Sin implicaciones de su voluntad, empezó a sonreír.

—Questor, no tengo ninguna intención de rendirme. —La sonrisa se ensanchó—. ¿Cómo iba a rendirme después de un testimonio de fe tan elocuente? ¿Cómo iba a rendirme con el apoyo de unos amigos semejantes? —Sacudió la cabeza lentamente, tanto ante su locura como ante la de ellos—. No, la batalla continúa, y nosotros también.

Sauce sonrió. Los kobolds sisearon satisfechos. Questor pareció aliviado. Incluso Abernathy asintió complacido.

—Pero con una condición. —La sonrisa desapareció. Dio un paso adelante y apoyó una mano sobre el hombro de Questor—. Comenzamos juntos, y terminaremos juntos. Lo pasado, pasado está, Questor Thews. Le necesitamos a nuestro lado.

El mago lo miró con incredulidad.

—Gran señor, haría cualquier cosa que me pidieseis, pero…

Miró a los otros con timidez.

—Votemos —propuso Ben—. ¿Debe continuar Questor con nosotros? ¿Juanete? ¿Chirivía? —Los kobolds asintieron—. ¿Sauce? —La sílfide también asintió. Se detuvo y miró a Abernathy—. ¿Abernathy?

Éste lo miró en silencio sin hacer gesto de asentimiento o negación. Ben esperó. El amanuense parecía haberse convertido en una estatua de piedra.

—¿Abernathy? —repitió en voz baja.

El perro se encogió de hombros.

—Creo que sabe menos sobre la entereza de carácter que de magia, pero también creo que no pretendía hacer daño. Que continúe.

Ben sonrió.

—Bien dicho, Abernathy —comentó—. De nuevo somos un grupo unido. —Miró a Questor—. ¿Vendrá con nosotros?

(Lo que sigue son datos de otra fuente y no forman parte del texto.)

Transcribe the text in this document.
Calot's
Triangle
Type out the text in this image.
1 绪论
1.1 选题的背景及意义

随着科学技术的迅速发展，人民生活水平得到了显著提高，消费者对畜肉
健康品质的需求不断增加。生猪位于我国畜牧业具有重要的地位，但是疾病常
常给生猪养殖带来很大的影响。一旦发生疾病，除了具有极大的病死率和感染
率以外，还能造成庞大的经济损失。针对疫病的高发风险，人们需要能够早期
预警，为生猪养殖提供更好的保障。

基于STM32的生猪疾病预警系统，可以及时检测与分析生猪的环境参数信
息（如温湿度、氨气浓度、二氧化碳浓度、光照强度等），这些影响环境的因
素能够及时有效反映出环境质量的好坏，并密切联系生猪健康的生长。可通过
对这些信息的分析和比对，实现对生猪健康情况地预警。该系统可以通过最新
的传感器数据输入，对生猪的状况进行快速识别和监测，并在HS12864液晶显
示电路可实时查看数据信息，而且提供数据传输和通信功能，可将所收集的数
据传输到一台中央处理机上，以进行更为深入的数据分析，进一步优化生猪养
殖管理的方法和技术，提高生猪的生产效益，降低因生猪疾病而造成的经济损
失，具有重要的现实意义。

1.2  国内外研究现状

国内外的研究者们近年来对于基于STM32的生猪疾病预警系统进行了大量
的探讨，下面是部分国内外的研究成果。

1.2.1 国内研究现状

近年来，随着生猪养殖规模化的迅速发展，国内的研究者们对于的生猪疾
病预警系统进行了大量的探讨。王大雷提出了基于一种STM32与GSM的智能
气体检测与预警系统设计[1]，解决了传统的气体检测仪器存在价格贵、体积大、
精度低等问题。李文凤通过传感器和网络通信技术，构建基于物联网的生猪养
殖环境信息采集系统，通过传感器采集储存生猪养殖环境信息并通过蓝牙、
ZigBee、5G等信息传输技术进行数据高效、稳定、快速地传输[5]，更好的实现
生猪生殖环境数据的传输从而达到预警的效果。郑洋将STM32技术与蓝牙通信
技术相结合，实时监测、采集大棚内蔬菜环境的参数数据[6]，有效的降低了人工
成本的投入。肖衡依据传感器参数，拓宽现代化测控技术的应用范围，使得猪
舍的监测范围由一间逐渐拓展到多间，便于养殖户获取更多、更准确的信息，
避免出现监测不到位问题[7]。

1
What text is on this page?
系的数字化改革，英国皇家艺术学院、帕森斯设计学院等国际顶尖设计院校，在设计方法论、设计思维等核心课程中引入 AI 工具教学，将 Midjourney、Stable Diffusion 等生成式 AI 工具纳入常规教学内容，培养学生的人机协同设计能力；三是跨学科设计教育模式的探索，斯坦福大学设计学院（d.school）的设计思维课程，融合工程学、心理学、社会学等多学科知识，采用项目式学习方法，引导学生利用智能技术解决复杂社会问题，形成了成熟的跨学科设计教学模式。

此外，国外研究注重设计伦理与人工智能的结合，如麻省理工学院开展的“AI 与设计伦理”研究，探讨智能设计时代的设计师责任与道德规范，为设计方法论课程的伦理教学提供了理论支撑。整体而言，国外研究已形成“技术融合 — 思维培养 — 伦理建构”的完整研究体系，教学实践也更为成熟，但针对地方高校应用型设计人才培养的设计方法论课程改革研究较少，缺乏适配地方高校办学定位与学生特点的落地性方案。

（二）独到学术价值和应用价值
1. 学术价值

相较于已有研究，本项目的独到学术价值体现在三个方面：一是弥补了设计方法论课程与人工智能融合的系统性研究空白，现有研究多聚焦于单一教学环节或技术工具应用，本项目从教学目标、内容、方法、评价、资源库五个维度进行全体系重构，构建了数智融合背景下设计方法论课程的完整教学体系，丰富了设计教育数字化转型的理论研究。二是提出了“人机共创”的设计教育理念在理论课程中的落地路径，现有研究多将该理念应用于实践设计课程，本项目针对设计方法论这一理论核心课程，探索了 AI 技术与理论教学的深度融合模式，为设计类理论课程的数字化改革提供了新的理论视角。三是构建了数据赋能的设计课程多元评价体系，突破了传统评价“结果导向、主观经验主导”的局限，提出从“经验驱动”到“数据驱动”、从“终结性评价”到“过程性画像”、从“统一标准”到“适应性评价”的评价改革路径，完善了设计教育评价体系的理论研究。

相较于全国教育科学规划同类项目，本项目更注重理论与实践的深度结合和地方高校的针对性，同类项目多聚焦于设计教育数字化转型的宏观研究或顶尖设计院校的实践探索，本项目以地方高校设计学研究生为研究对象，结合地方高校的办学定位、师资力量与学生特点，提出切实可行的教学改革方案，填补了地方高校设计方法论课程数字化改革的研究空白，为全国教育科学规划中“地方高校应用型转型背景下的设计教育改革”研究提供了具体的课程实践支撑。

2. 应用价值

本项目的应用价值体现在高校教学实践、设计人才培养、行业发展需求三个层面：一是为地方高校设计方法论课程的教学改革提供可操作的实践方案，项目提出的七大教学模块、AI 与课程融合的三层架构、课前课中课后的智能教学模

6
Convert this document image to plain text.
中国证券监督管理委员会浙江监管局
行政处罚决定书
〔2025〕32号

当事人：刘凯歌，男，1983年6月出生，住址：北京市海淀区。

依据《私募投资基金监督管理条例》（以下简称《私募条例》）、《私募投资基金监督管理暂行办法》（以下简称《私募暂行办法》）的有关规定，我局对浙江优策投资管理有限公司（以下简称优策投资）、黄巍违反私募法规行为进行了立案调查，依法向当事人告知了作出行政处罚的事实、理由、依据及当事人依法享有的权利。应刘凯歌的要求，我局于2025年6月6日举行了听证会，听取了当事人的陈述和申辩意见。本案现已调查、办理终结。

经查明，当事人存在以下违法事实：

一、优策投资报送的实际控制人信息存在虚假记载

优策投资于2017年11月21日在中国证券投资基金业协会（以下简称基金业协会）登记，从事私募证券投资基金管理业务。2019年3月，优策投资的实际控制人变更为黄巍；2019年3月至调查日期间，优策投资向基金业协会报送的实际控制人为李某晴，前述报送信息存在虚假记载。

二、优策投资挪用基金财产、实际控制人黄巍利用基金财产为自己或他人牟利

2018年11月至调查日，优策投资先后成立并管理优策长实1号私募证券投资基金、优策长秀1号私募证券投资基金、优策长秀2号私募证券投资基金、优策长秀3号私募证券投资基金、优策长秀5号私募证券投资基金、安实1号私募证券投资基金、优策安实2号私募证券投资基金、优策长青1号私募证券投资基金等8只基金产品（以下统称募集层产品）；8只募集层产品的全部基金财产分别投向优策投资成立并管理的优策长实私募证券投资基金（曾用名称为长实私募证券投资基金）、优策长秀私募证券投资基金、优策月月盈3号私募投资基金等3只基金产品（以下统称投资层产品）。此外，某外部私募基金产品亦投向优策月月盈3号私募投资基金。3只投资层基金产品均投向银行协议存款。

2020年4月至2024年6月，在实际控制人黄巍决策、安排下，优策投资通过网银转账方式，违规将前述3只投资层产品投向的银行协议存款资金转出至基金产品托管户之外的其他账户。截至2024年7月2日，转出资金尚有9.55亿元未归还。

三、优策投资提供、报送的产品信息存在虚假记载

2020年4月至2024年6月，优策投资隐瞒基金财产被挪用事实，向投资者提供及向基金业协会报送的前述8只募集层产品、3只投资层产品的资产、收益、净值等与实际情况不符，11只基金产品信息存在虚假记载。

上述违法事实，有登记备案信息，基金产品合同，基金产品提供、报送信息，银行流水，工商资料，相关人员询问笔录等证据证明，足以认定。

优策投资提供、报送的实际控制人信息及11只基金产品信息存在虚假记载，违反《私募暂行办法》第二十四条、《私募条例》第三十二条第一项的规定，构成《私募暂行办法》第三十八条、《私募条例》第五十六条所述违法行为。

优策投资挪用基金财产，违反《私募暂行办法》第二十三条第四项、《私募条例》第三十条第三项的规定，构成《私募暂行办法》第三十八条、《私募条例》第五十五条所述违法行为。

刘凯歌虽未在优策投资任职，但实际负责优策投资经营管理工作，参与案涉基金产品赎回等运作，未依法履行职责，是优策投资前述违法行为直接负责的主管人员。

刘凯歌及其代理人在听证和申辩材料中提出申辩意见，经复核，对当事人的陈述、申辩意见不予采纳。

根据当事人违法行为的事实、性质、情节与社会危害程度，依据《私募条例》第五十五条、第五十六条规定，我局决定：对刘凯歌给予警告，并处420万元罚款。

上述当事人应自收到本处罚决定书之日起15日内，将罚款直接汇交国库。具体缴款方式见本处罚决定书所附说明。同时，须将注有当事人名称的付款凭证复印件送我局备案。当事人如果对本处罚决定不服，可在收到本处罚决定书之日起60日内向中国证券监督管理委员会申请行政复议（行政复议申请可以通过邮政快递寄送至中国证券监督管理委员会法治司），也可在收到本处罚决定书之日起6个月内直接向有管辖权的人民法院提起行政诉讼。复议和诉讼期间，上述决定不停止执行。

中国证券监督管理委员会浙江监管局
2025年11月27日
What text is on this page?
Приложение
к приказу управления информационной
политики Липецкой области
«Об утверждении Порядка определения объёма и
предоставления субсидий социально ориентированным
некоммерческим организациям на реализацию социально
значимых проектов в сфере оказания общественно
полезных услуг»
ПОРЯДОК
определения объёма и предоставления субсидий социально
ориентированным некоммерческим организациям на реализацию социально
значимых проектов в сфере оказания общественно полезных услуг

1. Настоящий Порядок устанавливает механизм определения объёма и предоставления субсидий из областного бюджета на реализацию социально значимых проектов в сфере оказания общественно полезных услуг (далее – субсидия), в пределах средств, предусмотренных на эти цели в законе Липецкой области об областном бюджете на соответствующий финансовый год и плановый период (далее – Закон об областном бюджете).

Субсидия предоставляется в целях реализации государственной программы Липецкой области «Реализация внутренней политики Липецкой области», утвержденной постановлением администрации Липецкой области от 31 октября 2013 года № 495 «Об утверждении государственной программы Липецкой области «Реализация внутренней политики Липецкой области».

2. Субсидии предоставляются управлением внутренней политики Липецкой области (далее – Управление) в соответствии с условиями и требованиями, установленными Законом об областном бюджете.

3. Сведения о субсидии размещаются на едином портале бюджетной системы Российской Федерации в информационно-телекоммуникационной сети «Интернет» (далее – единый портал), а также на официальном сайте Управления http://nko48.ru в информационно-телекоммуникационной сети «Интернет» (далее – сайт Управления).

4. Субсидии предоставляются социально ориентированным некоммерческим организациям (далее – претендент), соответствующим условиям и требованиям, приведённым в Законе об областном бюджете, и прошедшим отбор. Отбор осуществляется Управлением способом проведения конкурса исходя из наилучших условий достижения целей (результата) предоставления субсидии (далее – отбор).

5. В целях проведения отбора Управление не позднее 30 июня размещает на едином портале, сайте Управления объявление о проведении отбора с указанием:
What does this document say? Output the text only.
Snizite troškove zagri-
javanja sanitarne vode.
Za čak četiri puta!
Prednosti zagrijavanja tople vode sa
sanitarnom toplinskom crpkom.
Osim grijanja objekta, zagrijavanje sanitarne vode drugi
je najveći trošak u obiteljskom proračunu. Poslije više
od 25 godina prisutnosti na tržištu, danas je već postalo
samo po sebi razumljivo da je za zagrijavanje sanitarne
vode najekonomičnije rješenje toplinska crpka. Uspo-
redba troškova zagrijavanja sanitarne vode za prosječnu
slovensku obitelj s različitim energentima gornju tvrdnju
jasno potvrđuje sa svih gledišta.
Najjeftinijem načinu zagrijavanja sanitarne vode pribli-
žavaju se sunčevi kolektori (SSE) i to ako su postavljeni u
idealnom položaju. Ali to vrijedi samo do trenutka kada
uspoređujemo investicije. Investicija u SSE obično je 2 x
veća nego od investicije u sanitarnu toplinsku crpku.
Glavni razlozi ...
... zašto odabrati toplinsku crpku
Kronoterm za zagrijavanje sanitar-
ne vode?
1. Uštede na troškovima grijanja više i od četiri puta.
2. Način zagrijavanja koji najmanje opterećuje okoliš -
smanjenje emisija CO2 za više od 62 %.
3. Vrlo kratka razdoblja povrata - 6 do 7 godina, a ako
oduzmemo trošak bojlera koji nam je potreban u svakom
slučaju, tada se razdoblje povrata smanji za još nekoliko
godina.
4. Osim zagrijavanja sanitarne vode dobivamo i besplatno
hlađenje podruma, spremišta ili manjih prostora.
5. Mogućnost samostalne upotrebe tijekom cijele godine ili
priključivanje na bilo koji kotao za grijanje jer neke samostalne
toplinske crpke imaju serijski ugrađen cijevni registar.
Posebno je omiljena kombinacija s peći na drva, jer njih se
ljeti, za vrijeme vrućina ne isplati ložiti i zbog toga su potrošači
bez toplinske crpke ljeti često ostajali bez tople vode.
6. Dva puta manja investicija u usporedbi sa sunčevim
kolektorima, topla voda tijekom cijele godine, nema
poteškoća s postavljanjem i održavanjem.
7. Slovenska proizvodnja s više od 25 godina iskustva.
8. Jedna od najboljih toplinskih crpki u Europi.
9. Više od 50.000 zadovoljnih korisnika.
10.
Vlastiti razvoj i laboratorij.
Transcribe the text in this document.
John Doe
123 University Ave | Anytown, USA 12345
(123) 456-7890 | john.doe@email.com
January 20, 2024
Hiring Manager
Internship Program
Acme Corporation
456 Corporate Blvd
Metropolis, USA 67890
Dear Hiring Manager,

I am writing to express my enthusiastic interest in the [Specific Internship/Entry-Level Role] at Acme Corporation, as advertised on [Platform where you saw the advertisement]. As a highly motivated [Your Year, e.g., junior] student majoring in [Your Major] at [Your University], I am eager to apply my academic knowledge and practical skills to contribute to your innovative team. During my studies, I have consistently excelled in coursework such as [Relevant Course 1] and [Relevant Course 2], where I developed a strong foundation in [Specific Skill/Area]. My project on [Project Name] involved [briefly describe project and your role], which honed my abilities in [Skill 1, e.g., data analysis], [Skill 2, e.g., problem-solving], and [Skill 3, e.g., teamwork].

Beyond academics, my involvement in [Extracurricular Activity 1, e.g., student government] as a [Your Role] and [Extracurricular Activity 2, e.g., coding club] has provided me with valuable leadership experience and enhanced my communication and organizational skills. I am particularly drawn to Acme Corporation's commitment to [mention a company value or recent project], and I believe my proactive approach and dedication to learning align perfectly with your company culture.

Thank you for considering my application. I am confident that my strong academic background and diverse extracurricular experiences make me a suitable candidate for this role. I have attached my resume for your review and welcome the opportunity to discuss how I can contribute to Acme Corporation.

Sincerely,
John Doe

Sofocado y esforzándose en sonreír, el mago asintió con entusiasmo.

—Sí, gran señor, iré.

Ben los observó de uno en uno, pensando que estaban locos, luego miró al cielo. El sol era un impreciso resplandor blanco visto a través de la niebla y las nubes, situado en el centro del cielo. Se aproximaba el mediodía.

—Entonces será mejor que nos vayamos —dijo.

Los dientes de Abernathy chasquearon.

—Umm… ¿Qué vayamos adonde, gran señor? —preguntó vacilante.

Ben se le acercó y puso sus manos sobre el lomo peludo del perro. Luego dirigió una mirada de complicidad a los otros.

—Adonde les dije a los trolls que íbamos, Abernathy. Donde deberíamos haber ido en primer lugar.

El amanuense clavó sus ojos en él.

—¿Adonde, gran señor?

Ben sonrió con solemnidad.

—A la Caída Profunda, Abernathy. A visitar a Belladona.